Attacking Britain's gender equality record, Cherie Blair, wife of former Prime Minister Tony Blair, has said that even Tunisia has done better.

The barrister demanded fixed seats for female MPs and boardroom posts for women.

Blair was speaking at the Chatham House think tank in London.

The barrister said the government needs to "dramatically accelerate" its plans to get women into a quarter of boardrooms in the UK's biggest companies by 2015, the Daily Mail reports.

She wanted quotas to ensure at least three out of 10 MPs are women.

The Daily Mail writes that though Blair admitted quotas would "breed resentment," she also added, "I am convinced that the continuation of existing inequality is worse."

She cited an example from Tunisia, an emerging democracy, where parties have to nominate at least 50 percent women candidates. Women comprise 24 percent of the constituent assembly which was elected last month.

But women MPs comprise 22 percent of the total in the UK.

Again in businesses, women make for 8.9 percent of directors in the country's top 250 companies.

Blair admitted that reserved seats would spark criticism that the measures "ensure tokenism, breed resentment and undermine women's progress", writes The Daily Mail.

"I grant that quotas are imperfect, but I am convinced that the continuation of existing inequality is even worse," she said.

Blair advocates that 30 percent of seats should be reserved for women in Parliament, as demanded by the U.N. conference on women in Beijing in 1995.

The human rights barrister said that her goal was full gender equality, which she called "both a legitimate aim and a necessary character of a democratic state."

Earlier, Lord Davies of Abersoch drafted a report demanding boardrooms should accommodate 25 percent of women by 2015.

Blair criticised the "reticent" attitudes in the UK which she claimed has prevented quicker progress and left Britain accepting only "incremental equality".

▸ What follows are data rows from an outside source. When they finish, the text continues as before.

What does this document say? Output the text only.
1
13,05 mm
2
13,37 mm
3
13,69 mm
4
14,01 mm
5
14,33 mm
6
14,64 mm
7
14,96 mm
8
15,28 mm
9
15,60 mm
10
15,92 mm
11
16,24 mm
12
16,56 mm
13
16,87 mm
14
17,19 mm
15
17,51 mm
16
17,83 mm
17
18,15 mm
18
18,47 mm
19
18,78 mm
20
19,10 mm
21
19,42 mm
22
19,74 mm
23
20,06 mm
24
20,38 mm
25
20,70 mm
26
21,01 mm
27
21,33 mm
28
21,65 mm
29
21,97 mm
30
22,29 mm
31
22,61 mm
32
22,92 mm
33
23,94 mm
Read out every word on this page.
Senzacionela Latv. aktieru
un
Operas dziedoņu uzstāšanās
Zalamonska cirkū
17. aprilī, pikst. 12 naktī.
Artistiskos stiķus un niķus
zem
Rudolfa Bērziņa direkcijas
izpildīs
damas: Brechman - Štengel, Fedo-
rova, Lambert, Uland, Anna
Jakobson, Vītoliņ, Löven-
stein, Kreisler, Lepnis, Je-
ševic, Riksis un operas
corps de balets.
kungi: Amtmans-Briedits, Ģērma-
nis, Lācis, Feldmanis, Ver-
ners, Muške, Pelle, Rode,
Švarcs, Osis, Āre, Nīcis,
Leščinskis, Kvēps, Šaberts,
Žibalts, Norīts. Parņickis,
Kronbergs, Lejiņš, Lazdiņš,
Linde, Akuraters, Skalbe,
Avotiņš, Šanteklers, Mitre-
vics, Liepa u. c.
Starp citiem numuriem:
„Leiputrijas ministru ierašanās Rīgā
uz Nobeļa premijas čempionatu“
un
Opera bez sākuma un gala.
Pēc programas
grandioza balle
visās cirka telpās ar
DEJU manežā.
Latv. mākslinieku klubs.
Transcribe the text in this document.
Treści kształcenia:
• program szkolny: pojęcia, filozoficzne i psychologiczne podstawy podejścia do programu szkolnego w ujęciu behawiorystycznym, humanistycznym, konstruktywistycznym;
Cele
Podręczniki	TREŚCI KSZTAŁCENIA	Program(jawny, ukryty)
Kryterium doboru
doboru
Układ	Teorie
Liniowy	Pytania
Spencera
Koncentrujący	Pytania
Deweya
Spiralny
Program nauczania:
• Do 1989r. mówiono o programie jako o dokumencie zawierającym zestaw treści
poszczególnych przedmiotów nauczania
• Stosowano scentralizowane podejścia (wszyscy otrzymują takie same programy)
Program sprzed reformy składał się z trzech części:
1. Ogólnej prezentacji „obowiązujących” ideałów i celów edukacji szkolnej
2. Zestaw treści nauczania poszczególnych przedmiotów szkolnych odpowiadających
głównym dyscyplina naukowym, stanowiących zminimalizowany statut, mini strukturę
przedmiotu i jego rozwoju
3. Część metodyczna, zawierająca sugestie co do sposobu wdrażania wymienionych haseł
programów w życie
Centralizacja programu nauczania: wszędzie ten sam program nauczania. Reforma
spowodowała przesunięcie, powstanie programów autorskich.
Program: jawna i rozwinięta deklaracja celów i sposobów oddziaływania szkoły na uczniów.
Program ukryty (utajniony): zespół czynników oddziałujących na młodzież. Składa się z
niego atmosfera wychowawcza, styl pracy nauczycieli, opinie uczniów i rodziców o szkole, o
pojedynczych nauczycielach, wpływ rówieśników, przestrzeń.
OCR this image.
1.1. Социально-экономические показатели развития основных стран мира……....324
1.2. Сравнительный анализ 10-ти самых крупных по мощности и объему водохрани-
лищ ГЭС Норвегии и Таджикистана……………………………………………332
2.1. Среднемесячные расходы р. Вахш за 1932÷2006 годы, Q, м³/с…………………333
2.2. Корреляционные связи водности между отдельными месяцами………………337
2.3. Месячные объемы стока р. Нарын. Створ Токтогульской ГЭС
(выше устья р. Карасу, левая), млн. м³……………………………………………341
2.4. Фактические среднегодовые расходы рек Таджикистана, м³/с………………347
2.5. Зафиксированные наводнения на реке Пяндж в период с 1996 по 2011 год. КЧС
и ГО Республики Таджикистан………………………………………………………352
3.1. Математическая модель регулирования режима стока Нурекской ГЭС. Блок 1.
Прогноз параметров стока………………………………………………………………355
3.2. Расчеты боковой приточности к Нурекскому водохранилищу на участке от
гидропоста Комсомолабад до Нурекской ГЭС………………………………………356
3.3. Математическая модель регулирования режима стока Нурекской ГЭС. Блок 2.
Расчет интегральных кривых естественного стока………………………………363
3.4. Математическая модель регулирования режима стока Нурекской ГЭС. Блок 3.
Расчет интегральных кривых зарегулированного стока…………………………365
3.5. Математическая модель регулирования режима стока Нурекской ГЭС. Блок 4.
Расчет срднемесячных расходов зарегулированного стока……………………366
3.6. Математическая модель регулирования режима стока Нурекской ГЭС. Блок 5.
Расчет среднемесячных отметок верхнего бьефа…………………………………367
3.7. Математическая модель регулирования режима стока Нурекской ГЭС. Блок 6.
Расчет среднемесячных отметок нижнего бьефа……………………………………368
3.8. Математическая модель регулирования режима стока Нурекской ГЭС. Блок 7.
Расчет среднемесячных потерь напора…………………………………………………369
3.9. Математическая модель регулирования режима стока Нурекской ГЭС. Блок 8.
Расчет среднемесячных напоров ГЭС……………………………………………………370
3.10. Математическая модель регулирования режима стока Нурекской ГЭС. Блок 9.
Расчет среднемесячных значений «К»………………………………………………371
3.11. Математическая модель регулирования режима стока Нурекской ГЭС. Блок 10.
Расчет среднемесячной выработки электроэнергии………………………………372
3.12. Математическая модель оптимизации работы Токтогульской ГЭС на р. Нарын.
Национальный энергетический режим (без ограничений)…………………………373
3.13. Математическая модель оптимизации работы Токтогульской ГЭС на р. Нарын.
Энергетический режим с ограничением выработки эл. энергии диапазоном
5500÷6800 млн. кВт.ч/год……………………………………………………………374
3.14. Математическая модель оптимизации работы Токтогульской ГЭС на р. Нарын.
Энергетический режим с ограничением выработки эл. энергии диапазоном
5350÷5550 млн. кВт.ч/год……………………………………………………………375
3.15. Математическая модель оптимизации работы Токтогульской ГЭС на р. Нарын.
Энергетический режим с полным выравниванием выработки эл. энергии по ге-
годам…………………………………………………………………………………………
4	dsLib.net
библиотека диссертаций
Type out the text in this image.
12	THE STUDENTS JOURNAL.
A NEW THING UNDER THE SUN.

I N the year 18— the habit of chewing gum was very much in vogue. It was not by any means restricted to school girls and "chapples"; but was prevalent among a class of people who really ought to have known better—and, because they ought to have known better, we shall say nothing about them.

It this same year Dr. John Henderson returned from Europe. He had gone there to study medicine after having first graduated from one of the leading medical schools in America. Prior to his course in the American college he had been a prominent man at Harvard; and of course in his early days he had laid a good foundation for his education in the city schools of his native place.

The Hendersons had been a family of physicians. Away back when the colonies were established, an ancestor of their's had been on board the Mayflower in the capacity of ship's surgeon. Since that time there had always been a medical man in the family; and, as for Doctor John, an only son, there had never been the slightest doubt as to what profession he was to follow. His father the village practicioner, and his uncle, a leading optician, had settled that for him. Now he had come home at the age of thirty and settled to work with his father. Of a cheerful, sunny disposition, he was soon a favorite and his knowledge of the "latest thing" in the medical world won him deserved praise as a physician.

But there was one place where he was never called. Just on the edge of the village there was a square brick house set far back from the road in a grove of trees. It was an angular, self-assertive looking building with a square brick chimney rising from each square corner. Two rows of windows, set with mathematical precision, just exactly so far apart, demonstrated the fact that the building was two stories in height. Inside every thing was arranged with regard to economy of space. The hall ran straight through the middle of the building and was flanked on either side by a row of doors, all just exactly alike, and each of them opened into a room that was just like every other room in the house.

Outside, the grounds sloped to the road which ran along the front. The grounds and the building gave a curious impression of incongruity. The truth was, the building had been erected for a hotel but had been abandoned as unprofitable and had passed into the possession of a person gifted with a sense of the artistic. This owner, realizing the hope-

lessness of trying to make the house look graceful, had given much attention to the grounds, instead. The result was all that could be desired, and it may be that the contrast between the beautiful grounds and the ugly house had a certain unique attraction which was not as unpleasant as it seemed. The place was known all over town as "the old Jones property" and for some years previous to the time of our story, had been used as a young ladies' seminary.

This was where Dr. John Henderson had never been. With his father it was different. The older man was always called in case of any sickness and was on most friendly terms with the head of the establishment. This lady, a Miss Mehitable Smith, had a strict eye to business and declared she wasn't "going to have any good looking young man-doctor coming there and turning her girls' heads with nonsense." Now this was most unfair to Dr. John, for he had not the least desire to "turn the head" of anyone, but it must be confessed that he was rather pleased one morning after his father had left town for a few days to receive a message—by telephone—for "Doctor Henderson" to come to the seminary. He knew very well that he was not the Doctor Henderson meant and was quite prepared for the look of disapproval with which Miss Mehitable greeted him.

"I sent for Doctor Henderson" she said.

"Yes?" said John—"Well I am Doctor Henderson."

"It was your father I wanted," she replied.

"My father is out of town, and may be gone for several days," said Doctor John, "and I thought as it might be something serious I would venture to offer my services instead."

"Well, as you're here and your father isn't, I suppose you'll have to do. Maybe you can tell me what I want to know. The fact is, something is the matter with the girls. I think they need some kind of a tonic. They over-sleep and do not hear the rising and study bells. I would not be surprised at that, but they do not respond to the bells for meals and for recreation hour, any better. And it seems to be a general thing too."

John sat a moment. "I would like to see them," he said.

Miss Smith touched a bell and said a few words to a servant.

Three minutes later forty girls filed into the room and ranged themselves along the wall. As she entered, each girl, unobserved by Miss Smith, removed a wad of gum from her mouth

She drew examples from emerging democracies in Africa, Central America and more recently in the Arab world, where "women and men alike are demanding a democracy that doesn't just promote full equality in rhetoric but achieves it in reality."

"In one free and fair election they have leapfrogged what it's taken us decades in the UK and the U.S. to achieve," she said.

Recently Miriam Clegg, wife of the Deputy Prime Minister Nick Clegg, also called for temporary quotas to push the number of women in top business houses.